Однажды, еще будучи школьником, Иван видел, как милиция подогнала к пивному заведению целый автобус, вывела оттуда людей, державших руки за головой, загнала их в машину и повезла в вытрезвитель. Потом рассказывали, что так как всех пойманных было невозможно поместить в камеры, милиционеры еще по дороге продавали наиболее покорным и законопослушным квитанции со штрафом то ли за хулиганство, то ли за нарушение правил уличного движения (в зависимости от того, по каким видам квитанций еще не был выполнен милицией план).

Те же, которые пытались доказать, что согласно постановлению партии, они еще не до такой степени пьяны, чтобы подвергаться нападкам милиции, помещались, как наиболее строптивые, в медвытрезвитель. А это было чревато тяжкими последствиями. Особенно если туда попадал простой работяга. За споры с милицией его нещадно избивали, делали «успокоительный» укол и бросали на арестантскую кровать. На другой день, помимо крупного штрафа», на место работы «нарушителя» высылались документы, так называемые «сигналы из вытрезвителя», и тогда начиналась «общественная проработка»! Впрочем, это также делалось по плану и входило в «социалистические обязательства трудового коллектива».

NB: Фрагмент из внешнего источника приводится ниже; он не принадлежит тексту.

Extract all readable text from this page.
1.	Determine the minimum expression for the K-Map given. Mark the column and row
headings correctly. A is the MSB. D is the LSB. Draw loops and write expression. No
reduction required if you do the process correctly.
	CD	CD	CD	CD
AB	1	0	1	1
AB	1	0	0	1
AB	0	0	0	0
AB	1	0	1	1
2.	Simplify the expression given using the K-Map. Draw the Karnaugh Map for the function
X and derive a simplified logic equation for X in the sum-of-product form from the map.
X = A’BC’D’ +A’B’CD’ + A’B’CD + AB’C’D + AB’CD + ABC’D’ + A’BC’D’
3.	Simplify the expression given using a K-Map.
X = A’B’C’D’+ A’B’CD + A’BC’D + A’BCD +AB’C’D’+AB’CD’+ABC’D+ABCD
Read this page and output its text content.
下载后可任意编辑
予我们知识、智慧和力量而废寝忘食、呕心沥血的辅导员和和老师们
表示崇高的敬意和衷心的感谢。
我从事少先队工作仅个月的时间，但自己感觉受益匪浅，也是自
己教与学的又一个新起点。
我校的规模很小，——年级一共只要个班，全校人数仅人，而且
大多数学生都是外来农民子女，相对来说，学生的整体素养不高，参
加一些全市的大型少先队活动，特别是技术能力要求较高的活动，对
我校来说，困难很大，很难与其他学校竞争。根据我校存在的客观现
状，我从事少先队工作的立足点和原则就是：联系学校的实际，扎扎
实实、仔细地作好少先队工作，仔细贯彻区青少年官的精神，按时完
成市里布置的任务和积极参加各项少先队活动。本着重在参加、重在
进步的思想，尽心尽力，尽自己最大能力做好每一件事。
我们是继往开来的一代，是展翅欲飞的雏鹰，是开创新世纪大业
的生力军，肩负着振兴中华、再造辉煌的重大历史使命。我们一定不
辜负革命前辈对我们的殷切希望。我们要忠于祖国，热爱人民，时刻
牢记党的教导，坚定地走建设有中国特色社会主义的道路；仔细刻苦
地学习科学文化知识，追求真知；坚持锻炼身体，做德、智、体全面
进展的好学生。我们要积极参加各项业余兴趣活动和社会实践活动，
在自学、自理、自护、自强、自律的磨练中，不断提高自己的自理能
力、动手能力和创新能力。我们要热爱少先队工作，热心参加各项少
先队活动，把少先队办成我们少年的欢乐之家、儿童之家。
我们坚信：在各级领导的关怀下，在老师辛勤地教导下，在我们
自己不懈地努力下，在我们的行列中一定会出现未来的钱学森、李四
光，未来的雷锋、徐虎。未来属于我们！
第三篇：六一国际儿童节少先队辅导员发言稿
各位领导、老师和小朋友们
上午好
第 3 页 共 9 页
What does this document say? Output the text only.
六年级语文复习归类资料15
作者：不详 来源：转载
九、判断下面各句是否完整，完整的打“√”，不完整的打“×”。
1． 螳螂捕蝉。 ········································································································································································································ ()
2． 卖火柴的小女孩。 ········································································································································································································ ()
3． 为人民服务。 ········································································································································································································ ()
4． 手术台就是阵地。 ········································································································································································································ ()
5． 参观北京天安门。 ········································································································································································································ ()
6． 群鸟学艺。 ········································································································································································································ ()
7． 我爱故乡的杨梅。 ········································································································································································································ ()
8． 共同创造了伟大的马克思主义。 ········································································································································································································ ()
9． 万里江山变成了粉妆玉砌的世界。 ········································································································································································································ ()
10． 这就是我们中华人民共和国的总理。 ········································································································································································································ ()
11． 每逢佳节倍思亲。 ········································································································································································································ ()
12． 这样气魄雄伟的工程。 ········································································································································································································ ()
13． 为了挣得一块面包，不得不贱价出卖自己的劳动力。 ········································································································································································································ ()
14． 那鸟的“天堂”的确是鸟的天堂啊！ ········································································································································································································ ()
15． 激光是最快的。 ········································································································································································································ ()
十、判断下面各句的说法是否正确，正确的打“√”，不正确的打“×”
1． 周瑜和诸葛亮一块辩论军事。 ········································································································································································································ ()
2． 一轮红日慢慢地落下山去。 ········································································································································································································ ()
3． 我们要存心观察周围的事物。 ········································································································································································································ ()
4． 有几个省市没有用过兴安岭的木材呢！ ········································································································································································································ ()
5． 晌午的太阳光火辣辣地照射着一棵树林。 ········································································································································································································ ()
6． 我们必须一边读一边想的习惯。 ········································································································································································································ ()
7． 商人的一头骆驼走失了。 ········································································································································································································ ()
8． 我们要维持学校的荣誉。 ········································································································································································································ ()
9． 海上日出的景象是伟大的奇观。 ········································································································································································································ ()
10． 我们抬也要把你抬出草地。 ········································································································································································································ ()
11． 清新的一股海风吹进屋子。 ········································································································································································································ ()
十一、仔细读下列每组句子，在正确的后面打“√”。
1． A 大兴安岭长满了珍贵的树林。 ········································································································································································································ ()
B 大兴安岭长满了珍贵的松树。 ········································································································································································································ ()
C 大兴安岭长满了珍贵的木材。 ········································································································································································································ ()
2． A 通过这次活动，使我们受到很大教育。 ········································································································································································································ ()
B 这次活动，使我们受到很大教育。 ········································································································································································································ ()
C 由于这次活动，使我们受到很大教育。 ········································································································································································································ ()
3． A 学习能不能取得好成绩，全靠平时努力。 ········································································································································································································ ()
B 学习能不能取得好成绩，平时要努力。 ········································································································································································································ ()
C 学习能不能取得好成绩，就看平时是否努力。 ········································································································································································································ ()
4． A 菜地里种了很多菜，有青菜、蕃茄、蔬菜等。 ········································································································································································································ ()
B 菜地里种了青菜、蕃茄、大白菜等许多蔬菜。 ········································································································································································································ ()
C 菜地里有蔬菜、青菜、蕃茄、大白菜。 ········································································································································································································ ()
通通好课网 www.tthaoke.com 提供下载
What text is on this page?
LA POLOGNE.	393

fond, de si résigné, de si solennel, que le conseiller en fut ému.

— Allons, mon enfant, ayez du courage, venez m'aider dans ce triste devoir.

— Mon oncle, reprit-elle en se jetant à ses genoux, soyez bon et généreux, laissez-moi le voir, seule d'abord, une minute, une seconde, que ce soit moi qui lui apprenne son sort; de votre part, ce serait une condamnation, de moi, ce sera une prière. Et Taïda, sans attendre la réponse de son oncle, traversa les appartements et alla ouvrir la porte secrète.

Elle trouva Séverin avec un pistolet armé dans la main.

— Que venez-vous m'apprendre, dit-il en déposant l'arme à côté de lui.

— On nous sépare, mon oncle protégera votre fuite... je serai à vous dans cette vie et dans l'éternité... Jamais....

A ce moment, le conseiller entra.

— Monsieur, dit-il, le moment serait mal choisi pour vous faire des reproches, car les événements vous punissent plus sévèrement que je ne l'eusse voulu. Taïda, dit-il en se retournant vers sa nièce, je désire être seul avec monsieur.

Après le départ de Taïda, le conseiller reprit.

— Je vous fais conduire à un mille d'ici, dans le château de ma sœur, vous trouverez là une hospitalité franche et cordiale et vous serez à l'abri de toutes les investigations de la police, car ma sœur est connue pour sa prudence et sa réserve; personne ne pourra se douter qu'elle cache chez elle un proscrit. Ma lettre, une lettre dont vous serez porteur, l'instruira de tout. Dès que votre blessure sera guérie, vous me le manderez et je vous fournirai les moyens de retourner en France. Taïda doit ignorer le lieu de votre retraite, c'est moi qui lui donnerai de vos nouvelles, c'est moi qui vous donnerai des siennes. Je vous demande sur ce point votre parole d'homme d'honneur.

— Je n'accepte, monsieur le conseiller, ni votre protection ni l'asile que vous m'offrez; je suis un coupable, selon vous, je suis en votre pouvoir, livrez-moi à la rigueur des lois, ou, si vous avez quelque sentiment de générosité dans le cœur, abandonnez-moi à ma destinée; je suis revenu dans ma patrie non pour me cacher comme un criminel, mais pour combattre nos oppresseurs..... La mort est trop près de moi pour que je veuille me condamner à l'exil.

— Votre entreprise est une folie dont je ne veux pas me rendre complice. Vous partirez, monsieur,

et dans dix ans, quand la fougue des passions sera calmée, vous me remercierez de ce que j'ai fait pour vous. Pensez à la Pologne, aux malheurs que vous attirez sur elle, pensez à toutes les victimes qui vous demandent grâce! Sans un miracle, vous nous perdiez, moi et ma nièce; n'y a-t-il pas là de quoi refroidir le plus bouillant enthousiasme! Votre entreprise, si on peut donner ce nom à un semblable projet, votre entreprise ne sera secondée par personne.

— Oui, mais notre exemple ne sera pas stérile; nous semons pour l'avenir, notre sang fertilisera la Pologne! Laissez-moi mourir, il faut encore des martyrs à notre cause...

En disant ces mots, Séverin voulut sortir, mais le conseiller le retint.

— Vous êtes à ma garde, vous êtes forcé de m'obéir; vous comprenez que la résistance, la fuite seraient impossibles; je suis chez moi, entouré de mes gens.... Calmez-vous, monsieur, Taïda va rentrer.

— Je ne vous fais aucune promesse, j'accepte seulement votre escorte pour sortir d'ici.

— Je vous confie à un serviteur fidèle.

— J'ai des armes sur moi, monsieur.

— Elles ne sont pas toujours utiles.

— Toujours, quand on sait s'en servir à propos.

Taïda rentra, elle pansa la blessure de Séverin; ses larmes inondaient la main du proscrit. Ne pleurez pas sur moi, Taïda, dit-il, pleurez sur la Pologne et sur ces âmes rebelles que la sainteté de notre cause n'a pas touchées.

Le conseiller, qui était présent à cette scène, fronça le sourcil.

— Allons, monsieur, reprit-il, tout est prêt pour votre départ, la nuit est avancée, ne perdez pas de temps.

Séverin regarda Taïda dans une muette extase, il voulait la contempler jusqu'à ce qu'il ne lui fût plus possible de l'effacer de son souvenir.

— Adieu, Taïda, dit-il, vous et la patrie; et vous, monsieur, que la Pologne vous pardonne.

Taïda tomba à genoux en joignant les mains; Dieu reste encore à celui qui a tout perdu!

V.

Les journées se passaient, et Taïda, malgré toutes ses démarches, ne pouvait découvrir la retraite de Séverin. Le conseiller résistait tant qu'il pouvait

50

Но были у милиции и другие показатели, рост которых не нравился руководителям партийного государства. Например, показатели совершенных преступлений. Здесь планировалось неизменное уменьшение из года в год. И не имело значения, страдают ли люди от преступников и хулиганов, или предприятия от расхищения материальных ценностей, милиция должна была строго выполнять свой план.

Не удивительно, что однажды, когда у Зайцевых обокрали сарай, утащив мопед и даже рыболовные удочки, в местном отделении милиции отказались принимать их заявление и заниматься расследованием: план по кражам был уже перекрыт!

Психоз планирования подогревался всеми средствами массовой информации. И по радио, и по телевидению приводились примеры, как те или иные граждане умеют грамотно планировать свою жизнедеятельность. Даже в директивных планах на очередную пятилетку предусматривалось самое подробное планирование всех сфер жизни, включая даже такие мелочи, как вынашивание курами яиц, число которых должно было соответствовать указаниям партии.

Как долго могла продолжаться такая истерия? Неужели партия рассчитывала на то, что безумство людей будет вечным? И здесь ответ был однозначен: близок крах!

Постепенно люди стали приспосабливаться к очередным коммунистическим глупостям. Появилось такое понятие, как «приписки».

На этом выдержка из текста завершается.